The U.S. Supreme Court declined to hear an appeal of a case from Colorado, wherein 2015, police officers in the Denver suburb of Greenwood Village surrounded, and then proceeded to destroy, a home in which a shoplifting suspect had barricaded himself.

The specifics of the case:

In 2015, an armed shoplifter fleeing the police broke into the home (apparently at random) and refused to come out. After taking gunfire from the shoplifter, the police resorted to more strenuous means of attack, including explosives, high-caliber ammunition, and a battering ram mounted on a tank-like vehicle called a BearCat. The fugitive was apprehended, but the home was totaled.

The Institute for Justice represented the homeowners, who sought compensation from the city government for destroying their home. A federal appeals court ruled:

…that as long as the government uses its “police power” to destroy property, it cannot be required to provide compensation for that property under the U.S. Constitution’s Takings Clause.

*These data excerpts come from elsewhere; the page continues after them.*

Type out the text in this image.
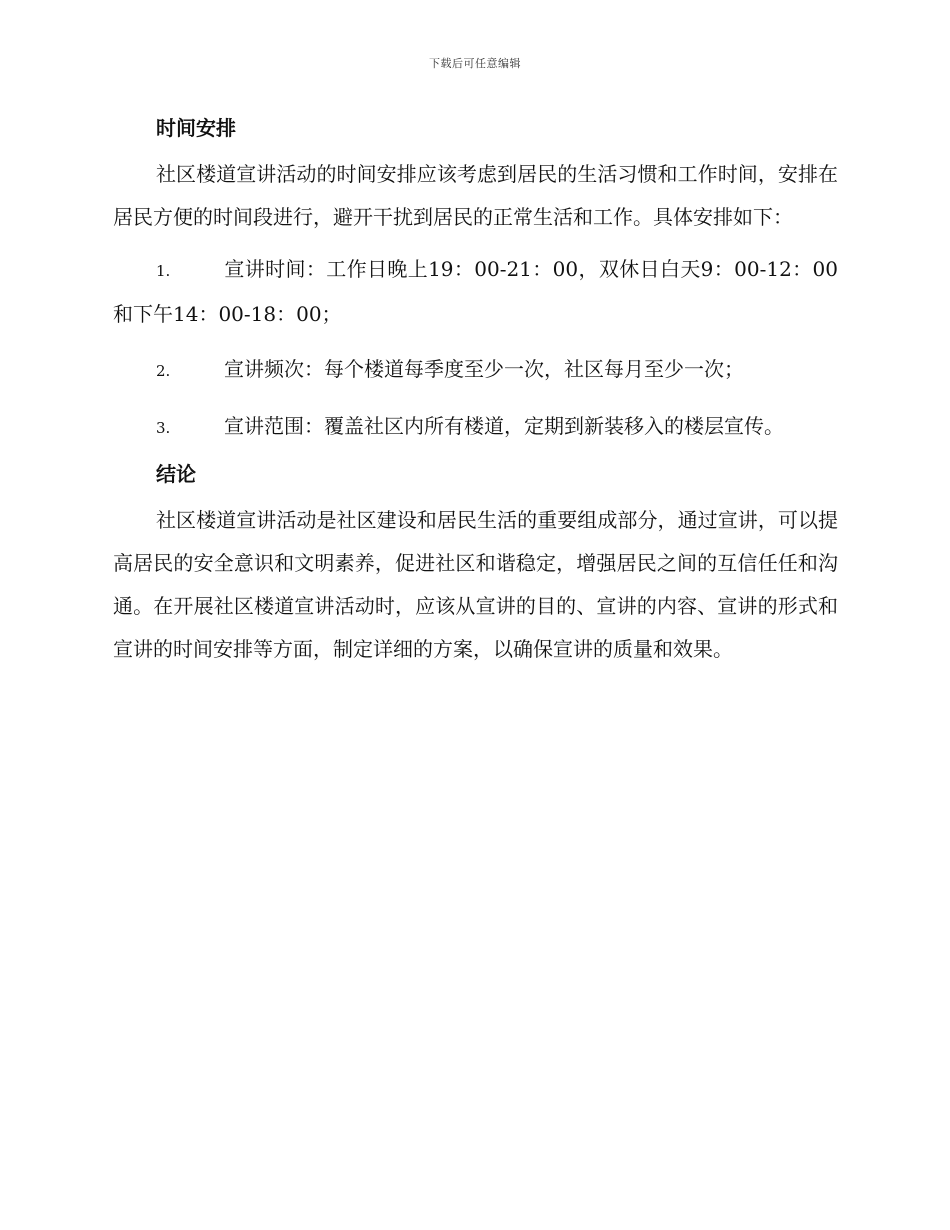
下载后可任意编辑
时间安排

社区楼道宣讲活动的时间安排应该考虑到居民的生活习惯和工作时间，安排在居民方便的时间段进行，避开干扰到居民的正常生活和工作。具体安排如下：

1.	宣讲时间：工作日晚上19：00-21：00，双休日白天9：00-12：00和下午14：00-18：00；

2.	宣讲频次：每个楼道每季度至少一次，社区每月至少一次；

3.	宣讲范围：覆盖社区内所有楼道，定期到新装移入的楼层宣传。

结论

社区楼道宣讲活动是社区建设和居民生活的重要组成部分，通过宣讲，可以提高居民的安全意识和文明素养，促进社区和谐稳定，增强居民之间的互信任任和沟通。在开展社区楼道宣讲活动时，应该从宣讲的目的、宣讲的内容、宣讲的形式和宣讲的时间安排等方面，制定详细的方案，以确保宣讲的质量和效果。
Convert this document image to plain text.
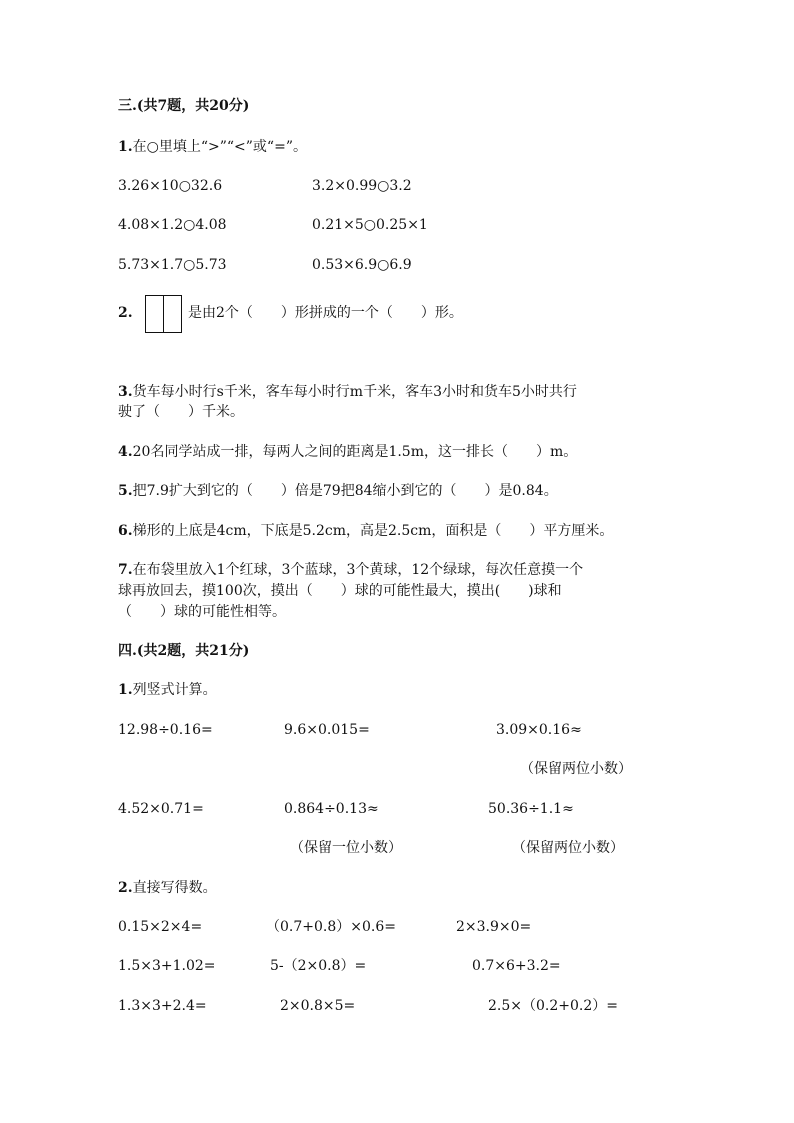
三.(共7题，共20分)
1.在○里填上“>”“<”或“=”。
3.26×10○32.6	3.2×0.99○3.2
4.08×1.2○4.08	0.21×5○0.25×1
5.73×1.7○5.73	0.53×6.9○6.9
2.	是由2个（　　）形拼成的一个（　　）形。
3.货车每小时行s千米，客车每小时行m千米，客车3小时和货车5小时共行
驶了（　　）千米。
4.20名同学站成一排，每两人之间的距离是1.5m，这一排长（　　）m。
5.把7.9扩大到它的（　　）倍是79把84缩小到它的（　　）是0.84。
6.梯形的上底是4cm，下底是5.2cm，高是2.5cm，面积是（　　）平方厘米。
7.在布袋里放入1个红球，3个蓝球，3个黄球，12个绿球，每次任意摸一个
球再放回去，摸100次，摸出（　　）球的可能性最大，摸出(　　)球和
（　　）球的可能性相等。
四.(共2题，共21分)
1.列竖式计算。
12.98÷0.16=	9.6×0.015=	3.09×0.16≈
（保留两位小数）
4.52×0.71=	0.864÷0.13≈	50.36÷1.1≈
（保留一位小数）	（保留两位小数）
2.直接写得数。
0.15×2×4=	（0.7+0.8）×0.6=	2×3.9×0=
1.5×3+1.02=	5-（2×0.8）=	0.7×6+3.2=
1.3×3+2.4=	2×0.8×5=	2.5×（0.2+0.2）=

One of the plaintiffs said:

“This whole affair has quite simply totally destroyed our lives,” said Leo Lech. “My son’s family was very literally thrown out into the street with the clothes on their back, offered $5,000, and told to ‘go deal with it.’”

As Reason Magazine’s Billy Binion wrote:

Why does apprehending a petty thief necessitate grenades and armored vehicles? There was a rather plain violation of the homeowners’ constitutional rights. And there was—and is—the lack of accountability, which the Lechs no longer have hope of seeing rectified.